The original sculpture was commissioned by the Commonwealth of Virginia in 1786, and Houdon, the pre-eminent French sculptor of the 18th century, executed two of these busts in marble. One was placed in the State Capitol in Richmond, Virginia, and the other in Paris’ City Hall. The latter was destroyed by the Leftists during the French Revolution, along with a number of other sculptures by Houdon.

The Georgetown Current reports [N.B.: see PDF file of the April 28th issue] that recently, an over-enthusiastic Kindergartner wanted to give the Marquis a hug, and upon doing so the bust fell and was damaged. Parents of another student at the school took it upon themselves to pay for the restoration of the bust. In a ceremony this past week the city’s mayor and the French Ambassador, along with the students and faculty, marked the return of the statue to a more secure location, so that hopefully it will not be knocked over again.

One wonders what the future will hold for this young person, who was so struck by the image of Lafayette. Will he or she become a military officer? An historian? A diplomat? Regardless, the Courtier wholeheartedly encourages this child to continue to embrace art and history – albeit metaphorically speaking – from now on.

>St. Lawrence and the Royal Slag Heap

>Today is the Feast of St. Lawrence, a deacon martyred along with Pope St. Sixtus II during the persecutions of the Emperor Valerian. St. Lawrence, a native of Spain, was put to death on August 10th in 258 A.D., in the city of Rome, by being roasted alive on a gridiron. He has been a popular saint for many centuries, as anyone studying art history knows: there are dozens of churches and chapels named for him.

Of all of these structures however, the most famous and impressive is that of The Escorial, more properly The Royal Basilica and Monastery of Saint Laurence, located about half an hour outside outside of Madrid. The nickname “escorial”, or “slag-heap”, refers to the fact that it is located in an arid area of former iron mines, littered with slag and other refuse from the defunct mining operations.
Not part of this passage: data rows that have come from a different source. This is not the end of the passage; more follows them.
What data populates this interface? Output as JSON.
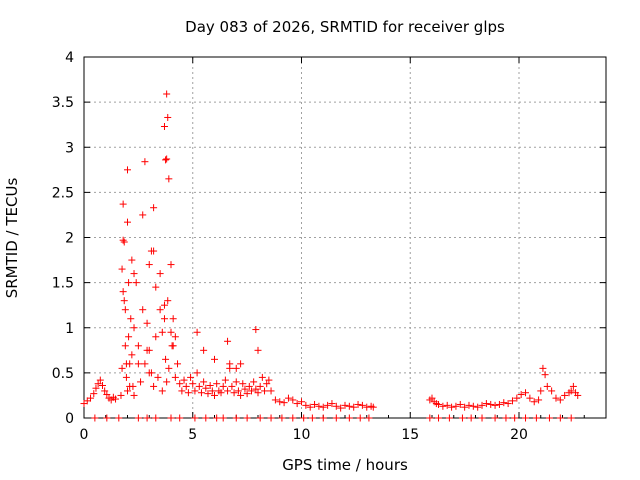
{
  "chart_data": {
    "type": "scatter",
    "title": "Day 083 of 2026, SRMTID for receiver glps",
    "xlabel": "GPS time / hours",
    "ylabel": "SRMTID / TECUs",
    "xlim": [
      0,
      24
    ],
    "ylim": [
      0,
      4
    ],
    "xticks": [
      0,
      5,
      10,
      15,
      20
    ],
    "yticks": [
      0,
      0.5,
      1,
      1.5,
      2,
      2.5,
      3,
      3.5,
      4
    ],
    "xtick_labels": [
      "0",
      "5",
      "10",
      "15",
      "20"
    ],
    "ytick_labels": [
      "0",
      "0.5",
      "1",
      "1.5",
      "2",
      "2.5",
      "3",
      "3.5",
      "4"
    ],
    "grid": true,
    "marker": "+",
    "color": "#ff0000",
    "series": [
      {
        "name": "glps",
        "x": [
          0.0,
          0.15,
          0.3,
          0.45,
          0.55,
          0.65,
          0.75,
          0.85,
          0.95,
          1.05,
          1.15,
          1.25,
          1.35,
          1.45,
          1.7,
          1.75,
          1.8,
          1.85,
          1.9,
          1.95,
          2.0,
          2.05,
          2.1,
          2.15,
          2.2,
          2.25,
          2.3,
          2.4,
          2.5,
          2.6,
          2.7,
          2.8,
          2.9,
          3.0,
          3.1,
          3.2,
          3.3,
          3.4,
          3.5,
          3.6,
          3.7,
          3.75,
          3.8,
          3.85,
          3.9,
          4.0,
          4.1,
          4.2,
          4.3,
          4.4,
          1.75,
          1.8,
          1.85,
          1.9,
          1.95,
          2.0,
          2.05,
          2.1,
          2.2,
          2.3,
          2.5,
          2.8,
          2.9,
          3.0,
          3.1,
          3.2,
          3.3,
          3.6,
          3.7,
          3.75,
          3.8,
          3.85,
          3.9,
          4.0,
          4.1,
          1.8,
          2.0,
          2.3,
          2.7,
          3.0,
          3.2,
          3.5,
          3.7,
          3.8,
          4.05,
          4.2,
          4.5,
          4.6,
          4.7,
          4.8,
          4.9,
          5.0,
          5.1,
          5.2,
          5.3,
          5.4,
          5.5,
          5.6,
          5.7,
          5.8,
          5.9,
          6.0,
          6.1,
          6.2,
          6.3,
          6.4,
          6.5,
          6.6,
          6.7,
          6.8,
          6.9,
          7.0,
          7.1,
          7.2,
          7.3,
          7.4,
          7.5,
          7.6,
          7.7,
          7.8,
          7.9,
          8.0,
          8.1,
          8.2,
          8.3,
          8.4,
          8.5,
          8.6,
          5.2,
          5.5,
          6.0,
          6.6,
          6.7,
          7.0,
          7.2,
          7.9,
          8.0,
          8.8,
          9.0,
          9.2,
          9.4,
          9.6,
          9.8,
          10.0,
          10.2,
          10.4,
          10.6,
          10.8,
          11.0,
          11.2,
          11.4,
          11.6,
          11.8,
          12.0,
          12.2,
          12.4,
          12.6,
          12.8,
          13.0,
          13.2,
          13.3,
          15.9,
          16.0,
          16.1,
          16.2,
          16.3,
          16.5,
          16.7,
          16.9,
          17.1,
          17.3,
          17.5,
          17.7,
          17.9,
          18.1,
          18.3,
          18.5,
          18.7,
          18.9,
          19.1,
          19.3,
          19.5,
          19.7,
          19.9,
          20.1,
          20.3,
          20.5,
          20.7,
          20.9,
          21.0,
          21.1,
          21.2,
          21.3,
          21.5,
          21.7,
          21.9,
          22.1,
          22.3,
          22.4,
          22.5,
          22.6,
          22.7,
          0.5,
          1.05,
          1.6,
          2.5,
          2.9,
          3.3,
          4.0,
          4.4,
          5.1,
          5.6,
          6.1,
          6.4,
          7.0,
          7.5,
          8.1,
          8.6,
          9.1,
          9.6,
          10.1,
          10.5,
          11.0,
          11.6,
          12.2,
          12.7,
          13.1,
          15.9,
          16.3,
          16.8,
          17.4,
          17.8,
          18.3,
          18.9,
          19.4,
          19.8,
          20.3,
          20.8,
          21.4,
          21.9,
          22.4
        ],
        "y": [
          0.16,
          0.19,
          0.22,
          0.27,
          0.33,
          0.38,
          0.42,
          0.36,
          0.3,
          0.26,
          0.22,
          0.2,
          0.23,
          0.21,
          0.25,
          0.55,
          1.4,
          1.95,
          1.2,
          0.45,
          0.3,
          0.9,
          0.6,
          1.1,
          0.7,
          0.35,
          0.25,
          1.5,
          0.8,
          0.4,
          1.2,
          0.6,
          0.75,
          0.5,
          1.85,
          0.35,
          0.9,
          0.45,
          1.6,
          0.3,
          1.1,
          0.65,
          0.4,
          1.3,
          0.55,
          0.95,
          0.8,
          0.45,
          0.6,
          0.38,
          1.65,
          1.97,
          1.3,
          0.8,
          0.6,
          2.75,
          1.5,
          0.35,
          1.75,
          1.0,
          0.6,
          2.84,
          1.05,
          1.7,
          0.5,
          2.33,
          1.45,
          0.95,
          1.25,
          2.86,
          3.59,
          3.33,
          2.65,
          1.7,
          1.1,
          2.37,
          2.17,
          1.6,
          2.25,
          0.75,
          1.85,
          1.2,
          3.23,
          2.87,
          0.8,
          0.9,
          0.3,
          0.42,
          0.35,
          0.28,
          0.45,
          0.38,
          0.3,
          0.5,
          0.35,
          0.28,
          0.4,
          0.33,
          0.27,
          0.36,
          0.3,
          0.25,
          0.38,
          0.3,
          0.28,
          0.35,
          0.42,
          0.3,
          0.55,
          0.35,
          0.28,
          0.4,
          0.3,
          0.25,
          0.38,
          0.32,
          0.27,
          0.35,
          0.3,
          0.4,
          0.32,
          0.28,
          0.35,
          0.45,
          0.3,
          0.38,
          0.42,
          0.3,
          0.95,
          0.75,
          0.65,
          0.85,
          0.6,
          0.55,
          0.6,
          0.98,
          0.75,
          0.2,
          0.18,
          0.17,
          0.22,
          0.2,
          0.16,
          0.18,
          0.14,
          0.12,
          0.15,
          0.13,
          0.12,
          0.14,
          0.16,
          0.13,
          0.11,
          0.14,
          0.13,
          0.12,
          0.15,
          0.14,
          0.12,
          0.13,
          0.12,
          0.2,
          0.22,
          0.18,
          0.16,
          0.15,
          0.13,
          0.14,
          0.12,
          0.13,
          0.15,
          0.12,
          0.14,
          0.13,
          0.12,
          0.14,
          0.16,
          0.15,
          0.14,
          0.15,
          0.17,
          0.16,
          0.19,
          0.22,
          0.26,
          0.28,
          0.22,
          0.18,
          0.2,
          0.3,
          0.55,
          0.48,
          0.35,
          0.3,
          0.22,
          0.2,
          0.25,
          0.28,
          0.3,
          0.35,
          0.28,
          0.25,
          0.0,
          0.0,
          0.0,
          0.0,
          0.0,
          0.0,
          0.0,
          0.0,
          0.0,
          0.0,
          0.0,
          0.0,
          0.0,
          0.0,
          0.0,
          0.0,
          0.0,
          0.0,
          0.0,
          0.0,
          0.0,
          0.0,
          0.0,
          0.0,
          0.0,
          0.0,
          0.0,
          0.0,
          0.0,
          0.0,
          0.0,
          0.0,
          0.0,
          0.0,
          0.0,
          0.0,
          0.0,
          0.0,
          0.0
        ]
      }
    ]
  }
}
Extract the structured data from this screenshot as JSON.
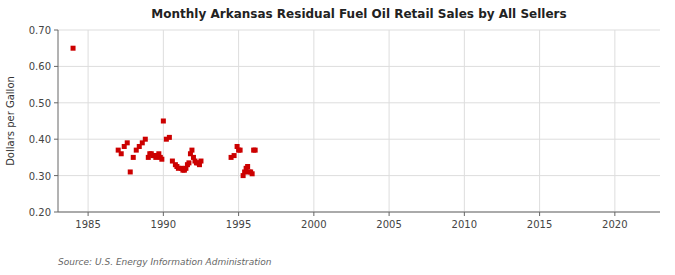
{
  "chart_data": {
    "type": "scatter",
    "title": "Monthly Arkansas Residual Fuel Oil Retail Sales by All Sellers",
    "ylabel": "Dollars per Gallon",
    "source": "Source: U.S. Energy Information Administration",
    "color": "#cc0000",
    "marker": "square",
    "grid": true,
    "xlim": [
      1983,
      2023
    ],
    "ylim": [
      0.2,
      0.7
    ],
    "xticks": [
      1985,
      1990,
      1995,
      2000,
      2005,
      2010,
      2015,
      2020
    ],
    "yticks": [
      {
        "value": 0.2,
        "label": "0.20"
      },
      {
        "value": 0.3,
        "label": "0.30"
      },
      {
        "value": 0.4,
        "label": "0.40"
      },
      {
        "value": 0.5,
        "label": "0.50"
      },
      {
        "value": 0.6,
        "label": "0.60"
      },
      {
        "value": 0.7,
        "label": "0.70"
      }
    ],
    "x": [
      1984.0,
      1987.0,
      1987.2,
      1987.4,
      1987.6,
      1987.8,
      1988.0,
      1988.2,
      1988.4,
      1988.6,
      1988.8,
      1989.0,
      1989.1,
      1989.2,
      1989.3,
      1989.4,
      1989.5,
      1989.6,
      1989.7,
      1989.8,
      1989.9,
      1990.0,
      1990.2,
      1990.4,
      1990.6,
      1990.8,
      1990.9,
      1991.0,
      1991.2,
      1991.3,
      1991.4,
      1991.5,
      1991.6,
      1991.7,
      1991.8,
      1991.9,
      1992.0,
      1992.1,
      1992.2,
      1992.3,
      1992.4,
      1992.5,
      1994.5,
      1994.7,
      1994.9,
      1995.0,
      1995.1,
      1995.3,
      1995.4,
      1995.5,
      1995.6,
      1995.7,
      1995.8,
      1995.9,
      1996.0,
      1996.1
    ],
    "values": [
      0.65,
      0.37,
      0.36,
      0.38,
      0.39,
      0.31,
      0.35,
      0.37,
      0.38,
      0.39,
      0.4,
      0.35,
      0.36,
      0.36,
      0.355,
      0.355,
      0.35,
      0.355,
      0.36,
      0.35,
      0.345,
      0.45,
      0.4,
      0.405,
      0.34,
      0.33,
      0.325,
      0.32,
      0.32,
      0.315,
      0.315,
      0.32,
      0.33,
      0.335,
      0.36,
      0.37,
      0.35,
      0.34,
      0.335,
      0.335,
      0.33,
      0.34,
      0.35,
      0.355,
      0.38,
      0.37,
      0.37,
      0.3,
      0.31,
      0.32,
      0.325,
      0.31,
      0.31,
      0.305,
      0.37,
      0.37
    ]
  }
}
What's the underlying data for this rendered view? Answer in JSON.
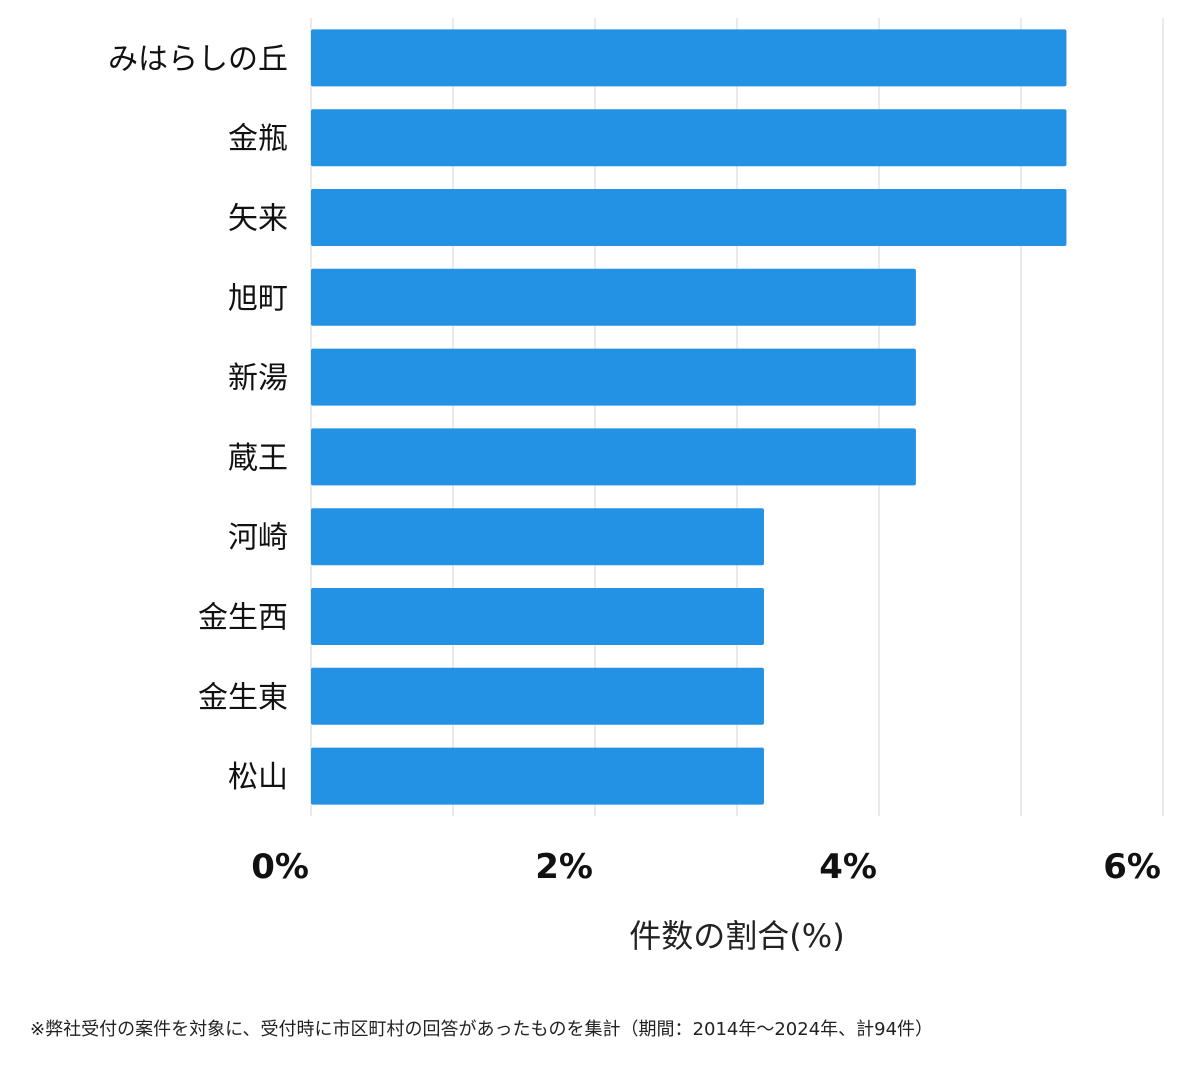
{
  "chart_data": {
    "type": "bar",
    "orientation": "horizontal",
    "categories": [
      "みはらしの丘",
      "金瓶",
      "矢来",
      "旭町",
      "新湯",
      "蔵王",
      "河崎",
      "金生西",
      "金生東",
      "松山"
    ],
    "values": [
      5.32,
      5.32,
      5.32,
      4.26,
      4.26,
      4.26,
      3.19,
      3.19,
      3.19,
      3.19
    ],
    "xlabel": "件数の割合(%)",
    "ylabel": "",
    "xlim": [
      0,
      6
    ],
    "xticks": [
      "0%",
      "2%",
      "4%",
      "6%"
    ],
    "grid": true,
    "bar_color": "#2492e4"
  },
  "footnote": "※弊社受付の案件を対象に、受付時に市区町村の回答があったものを集計（期間：2014年～2024年、計94件）"
}
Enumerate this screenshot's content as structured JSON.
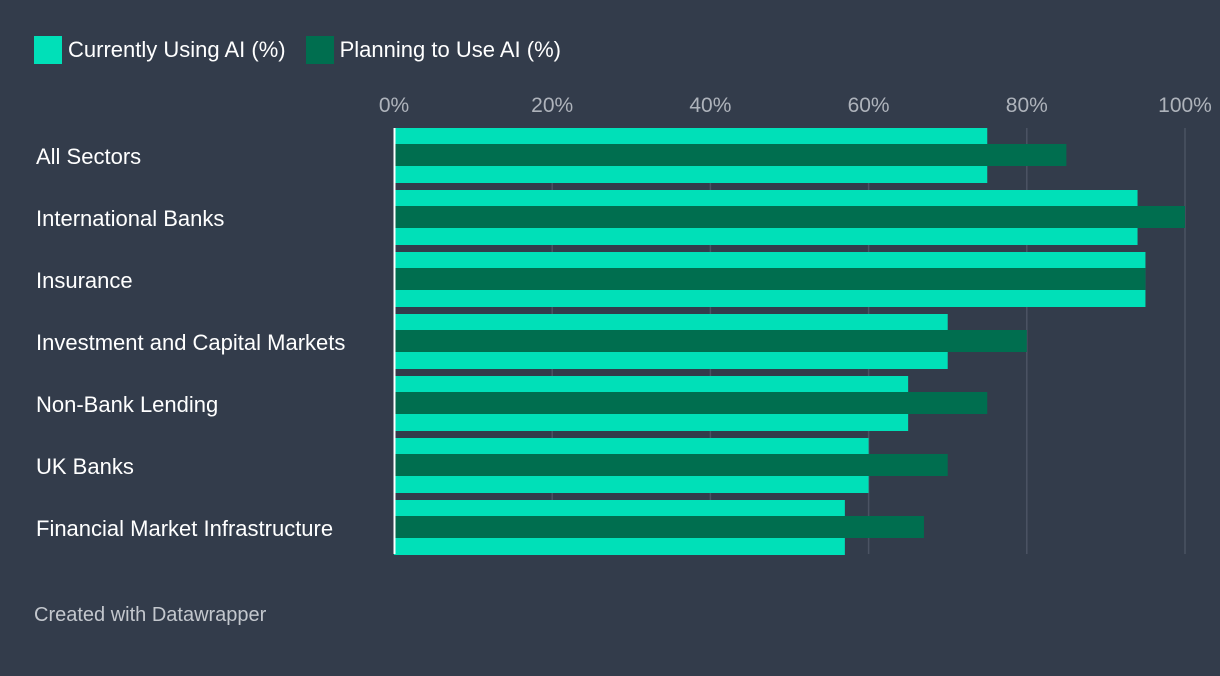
{
  "colors": {
    "background": "#333c4b",
    "current": "#00e0b8",
    "planning": "#006e4f",
    "grid": "#4b5363",
    "axis": "#ffffff"
  },
  "legend": {
    "current_label": "Currently Using AI (%)",
    "planning_label": "Planning to Use AI (%)"
  },
  "footer": {
    "credit": "Created with Datawrapper"
  },
  "chart_data": {
    "type": "bar",
    "orientation": "horizontal",
    "categories": [
      "All Sectors",
      "International Banks",
      "Insurance",
      "Investment and Capital Markets",
      "Non-Bank Lending",
      "UK Banks",
      "Financial Market Infrastructure"
    ],
    "series": [
      {
        "name": "Currently Using AI (%)",
        "values": [
          75,
          94,
          95,
          70,
          65,
          60,
          57
        ]
      },
      {
        "name": "Planning to Use AI (%)",
        "values": [
          85,
          100,
          95,
          80,
          75,
          70,
          67
        ]
      }
    ],
    "xlim": [
      0,
      100
    ],
    "xticks": [
      0,
      20,
      40,
      60,
      80,
      100
    ],
    "xtick_labels": [
      "0%",
      "20%",
      "40%",
      "60%",
      "80%",
      "100%"
    ],
    "grid": true,
    "legend_position": "top-left"
  }
}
The complex not only includes an enormous church and monastery, but also a palace, library, art gallery, gardens, and the necropolis of the kings of Spain. Under the Hapsburgs in particular, it served as the center of imperial power within the country, until the monarchy gradually shifted the locus of power to Madrid.

El Escorial was commissioned to commemorate an important victory of Philip II over Henry II of France at the Battle of Saint Quentin on the Feast of St. Lawrence in 1557. The layout of the complex, as can be seen in the photo below, resembles a gridiron, supposedly to commemorate the manner of St. Lawrence’s martyrdom. Whether an intentional act or simply happy accident, the gridiron design provided the architects with many patios and courtyards to relieve the stark exterior facade of the building. Descriptions of the Temple of Solomon also had a significant impact on the final product.

There are many things to study and marvel at in the complex. However, one of my favorite portions of the structure is the Patio of the Kings, which serves as the entrance to the basilica itself. The rather severe classical facade features massive statues of six of the (comparatively better) Kings of Judah sculpted by Juan Bautista Monegro, including David and Solomon. It reminded the Kings of Spain, no doubt, when they came to the Basilica that they, too, would have a difficult road to travel if they were to attain Heaven, since even those kings of the Old Testament beloved by God often got themselves into trouble.